Morning Must Reads: Soup Kitchens & Self Sufficiency Programs Under Pressure & Marcellus Public Health Issues

The Erie Times-News reports this morning that Governor Tom Corbett's decision to implement an asset test for food assistance in Pennsylvania is expected to drive more people to seek help in already overburdened soup kitchens.

In other news this morning, it has fallen to charitable foundations to fund programs to help identify the public health impacts of Marcellus Shale development.
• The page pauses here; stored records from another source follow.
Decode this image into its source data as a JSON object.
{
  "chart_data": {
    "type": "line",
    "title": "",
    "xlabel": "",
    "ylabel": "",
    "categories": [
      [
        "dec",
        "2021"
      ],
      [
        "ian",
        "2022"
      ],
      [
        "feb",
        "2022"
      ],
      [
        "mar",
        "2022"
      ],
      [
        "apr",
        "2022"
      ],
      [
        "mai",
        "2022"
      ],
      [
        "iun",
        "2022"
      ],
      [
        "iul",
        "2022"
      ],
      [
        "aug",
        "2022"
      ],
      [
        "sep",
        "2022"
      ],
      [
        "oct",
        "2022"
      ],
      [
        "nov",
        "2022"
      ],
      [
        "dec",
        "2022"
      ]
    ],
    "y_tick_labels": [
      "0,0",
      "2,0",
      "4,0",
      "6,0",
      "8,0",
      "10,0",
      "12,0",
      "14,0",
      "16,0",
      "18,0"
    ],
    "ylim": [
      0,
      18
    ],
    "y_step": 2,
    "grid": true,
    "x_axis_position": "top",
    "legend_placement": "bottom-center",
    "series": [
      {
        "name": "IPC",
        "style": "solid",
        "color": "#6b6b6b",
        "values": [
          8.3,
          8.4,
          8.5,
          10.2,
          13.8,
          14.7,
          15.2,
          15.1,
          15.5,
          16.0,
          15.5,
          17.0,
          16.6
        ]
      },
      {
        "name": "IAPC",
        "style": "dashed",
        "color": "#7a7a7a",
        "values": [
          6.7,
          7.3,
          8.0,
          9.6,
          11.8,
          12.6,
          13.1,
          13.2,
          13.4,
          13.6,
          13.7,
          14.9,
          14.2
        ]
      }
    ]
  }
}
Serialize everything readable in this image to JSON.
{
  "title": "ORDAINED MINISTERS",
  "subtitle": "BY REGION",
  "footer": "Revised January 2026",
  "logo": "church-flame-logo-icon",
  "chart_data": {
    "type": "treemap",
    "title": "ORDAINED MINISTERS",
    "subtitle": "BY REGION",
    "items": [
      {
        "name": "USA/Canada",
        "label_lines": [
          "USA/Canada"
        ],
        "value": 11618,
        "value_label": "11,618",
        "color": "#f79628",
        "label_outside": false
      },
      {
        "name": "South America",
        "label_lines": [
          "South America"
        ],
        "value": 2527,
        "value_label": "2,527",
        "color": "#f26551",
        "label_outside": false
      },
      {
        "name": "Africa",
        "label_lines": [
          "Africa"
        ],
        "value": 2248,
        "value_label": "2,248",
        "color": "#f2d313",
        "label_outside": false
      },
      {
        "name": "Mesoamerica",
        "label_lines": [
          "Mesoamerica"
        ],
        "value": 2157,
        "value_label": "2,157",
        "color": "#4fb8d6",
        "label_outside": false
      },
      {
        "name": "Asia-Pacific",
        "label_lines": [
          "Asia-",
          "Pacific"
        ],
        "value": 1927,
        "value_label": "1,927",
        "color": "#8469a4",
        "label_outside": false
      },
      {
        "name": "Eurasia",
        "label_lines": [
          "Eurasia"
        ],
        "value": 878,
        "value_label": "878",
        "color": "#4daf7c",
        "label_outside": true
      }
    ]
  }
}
When Sister Mary Miller took over Emmaus Ministries in 1980, she dreamed of one day being able to close the agency's soup kitchen, hoping the need would no longer be there.

In 1980, the kitchen served about 100 people a day.

Today, the facility ... serves close to 200 people daily, feeding a city racked by a skyrocketing poverty crisis.

The soup kitchen's numbers are likely to rise even more in the coming months, Miller believes, when major changes in the state's food-stamp program will eliminate some area residents from those eligible to receive the government benefits.

On May 1, the Pennsylvania Department of Public Welfare will reinstate asset testing for people seeking to qualify for food stamps, known as the Supplemental Nutrition Assistance Program...

Critics of the asset test, like Miller, insist the move will hurt thousands of people who are already struggling, penalize those who save money, and burden food pantries, soup kitchens and social-service agencies that are already overwhelmed.

"To think, I once hoped there would be a time where we wouldn't need the soup kitchen," the Erie Benedictine nun and director of Emmaus said. "Now, with this, the door of the soup kitchen will only have to become wider."

The Intelligencer Journal in Lancaster details a funding crisis at a non-profit that helps people become self-sufficient.

[The New Choices] program which has quietly helped women for nearly 30 years is facing a challenging financial future, according to officials.

Several years ago, the program had an annual budget of around $178,000 and a staff of five.

Current state funding is $31,000, and, after recently laying off an employee, the program is down to one staffer, director Tricia Nabors said.

Since 1985, the program has helped more than 2,500 women and an estimated 3,500 children, [Lancaster County Career & Technology Foundation President King] Knox said.

"The common theme of our student is lack of formal education, consequently lack of job skills, which limits the access of occupations that provide self-sufficient wages," Nabors said. ...

"We provide opportunity for women to come in, get educated, obtain some job skills and reduce the need to be on any type of assistance," she said.

People who complete the program go on to good jobs, Knox said.

" … we're seeing individuals with full-time jobs earning $16, $18, $20 an hour or more, depending on their chosen profession, with benefits," he said. "So they're off the public roll so to speak. They're out of the cycle of poverty and welfare. And that's the whole point of this."

While existing programs are facing rising demand and declining state support, the Pittsburgh Post-Gazette reports this morning that it has fallen to charitable foundations to fund programs to help identify the public health impacts of Marcellus Shale development.  

A new, first-of-its-kind medical program to assess both the individual and public health impacts of widespread Marcellus Shale gas development has begun in Washington County.

The nonprofit Southwest Pennsylvania Environmental Health Project opened an office in McMurray last week in response to what it termed growing local and medical concerns over the potential health effects from hazardous chemical and pollutant releases associated with the rapid growth of shale gas development.

The nonprofit health project, funded by the Heinz Endowments, the Pittsburgh Foundation and the Claneil Foundation, opened its office last week on Washington Road in McMurray.

The office will help area residents recognize and understand exposure pathways in the air and water, and schedule medical exams and evaluations to diagnose health problems that may result from them, said Raina Rippel, project director. An on-site Washington County nurse practitioner is available by appointment for home visits, exams and consultations, and already has conducted several patient assessments...

In addition to providing individual medical care, the program is the first in the nation to attempt to assess the health impacts from shale gas drilling in any comprehensive and methodical way, said David Brown, a public health toxicologist in Connecticut and director of Public Health Toxicology for Environment and Human Health Inc., which helped design the program.